I don’t know that we’ve bottomed, but I do believe we’re getting very close. I said in our MarketVision 2022 event that the key to being successful in 2022 was going to be our ability to exercise PATIENCE. That’s what I’ve done. I’ve traded, but mostly remained in cash. My goal is to be ready with MORE buying power when we ultimately bottom. If you believe we’re just getting started to the downside, I want to show you one more S&P 500 chart. On this chart, I’ll show you another rate of change at the bottom.
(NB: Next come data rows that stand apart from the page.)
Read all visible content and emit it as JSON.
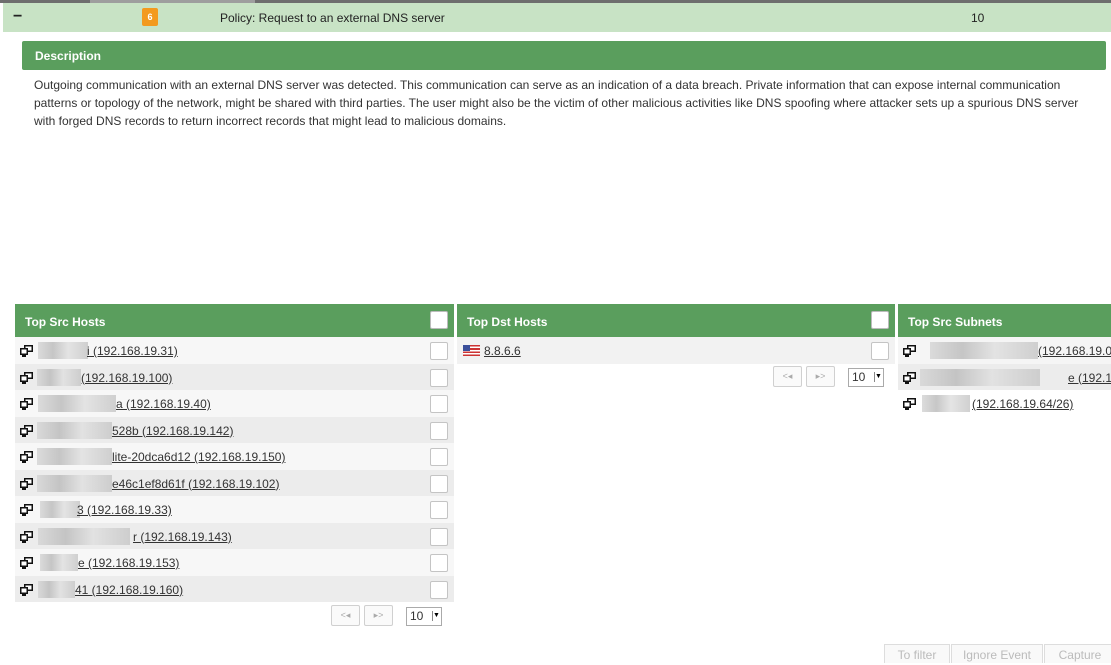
{
  "event": {
    "collapse": "−",
    "severity": "6",
    "policy": "Policy: Request to an external DNS server",
    "count": "10",
    "colors": {
      "row_bg": "#c8e3c5",
      "severity_bg": "#f39a1e",
      "accent": "#5a9e5d"
    }
  },
  "description": {
    "header": "Description",
    "text": "Outgoing communication with an external DNS server was detected. This communication can serve as an indication of a data breach. Private information that can expose internal communication patterns or topology of the network, might be shared with third parties. The user might also be the victim of other malicious activities like DNS spoofing where attacker sets up a spurious DNS server with forged DNS records to return incorrect records that might lead to malicious domains."
  },
  "src_hosts": {
    "title": "Top Src Hosts",
    "icon": "host-icon",
    "rows": [
      {
        "label": "i (192.168.19.31)"
      },
      {
        "label": "(192.168.19.100)"
      },
      {
        "label": "a (192.168.19.40)"
      },
      {
        "label": "528b (192.168.19.142)"
      },
      {
        "label": "lite-20dca6d12 (192.168.19.150)"
      },
      {
        "label": "e46c1ef8d61f (192.168.19.102)"
      },
      {
        "label": "3 (192.168.19.33)"
      },
      {
        "label": "r (192.168.19.143)"
      },
      {
        "label": "e (192.168.19.153)"
      },
      {
        "label": "41 (192.168.19.160)"
      }
    ],
    "pager": {
      "prev": "<◂",
      "next": "▸>",
      "page_size": "10"
    }
  },
  "dst_hosts": {
    "title": "Top Dst Hosts",
    "rows": [
      {
        "label": "8.8.6.6",
        "icon": "us-flag-icon"
      }
    ],
    "pager": {
      "prev": "<◂",
      "next": "▸>",
      "page_size": "10"
    }
  },
  "src_subnets": {
    "title": "Top Src Subnets",
    "rows": [
      {
        "label": "(192.168.19.0"
      },
      {
        "label": "e (192.16"
      },
      {
        "label": "(192.168.19.64/26)"
      }
    ]
  },
  "actions": {
    "to_filter": "To filter",
    "ignore_event": "Ignore Event",
    "capture": "Capture"
  }
}
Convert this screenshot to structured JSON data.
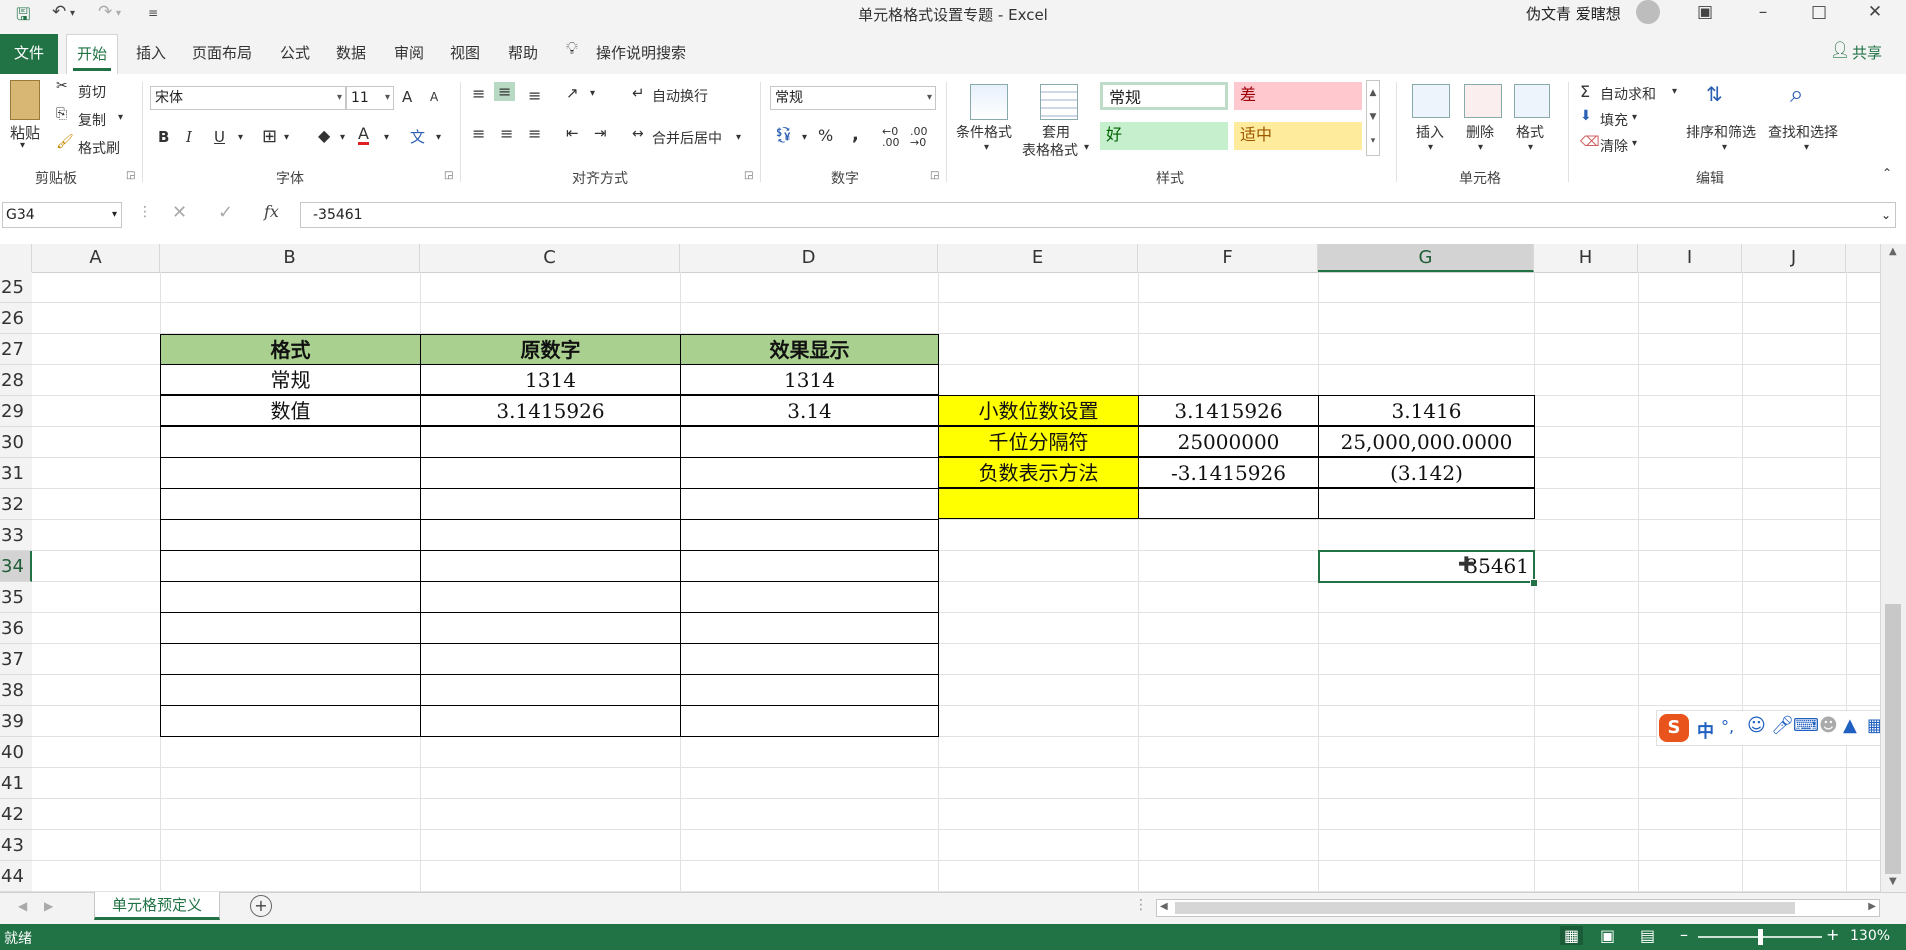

This time it’ll be the 91-day ROC. Why 91 days? Well, that’s the number of trading days it took for us to go from our January 3rd high to the Thursday, May 12th low close. How does this 91-day ROC compare to the rest of history?
I’ve drawn a green horizontal line on the 91-day ROC panel to highlight times when this ROC has reached -15%. I count 15. Of these 15, 4 (red-dotted vertical lines) have resulted in further downside action. 3 of these 4 occurred during secular bear markets (1974, 2000, and 2008). 11 (green-dotted vertical lines) other times since 1950, we’ve seen this 91-day ROC hit -15% and they’ve all essentially marked major market bottoms.
I have said repeatedly that we are in a secular bull market. Feel free to disagree with me. But I’ve remained steadfast to that argument for the past several years and it’s served me well. So I’ll stick with it again.
I believe firmly that our biggest challenge heading into 2022 was sentiment. As I’ve discussed above, you can see that’s one challenge that is beginning to take care of itself. I can’t go anywhere now that a discussion doesn’t break out about the myriad of problems we have now. And the media is going to be on all of them like a dog on a bone. The good news for us bulls is that market bottoms come a lot sooner than rosy media forecasts.
I hope you’re ready to pounce on this generational opportunity. I know I am.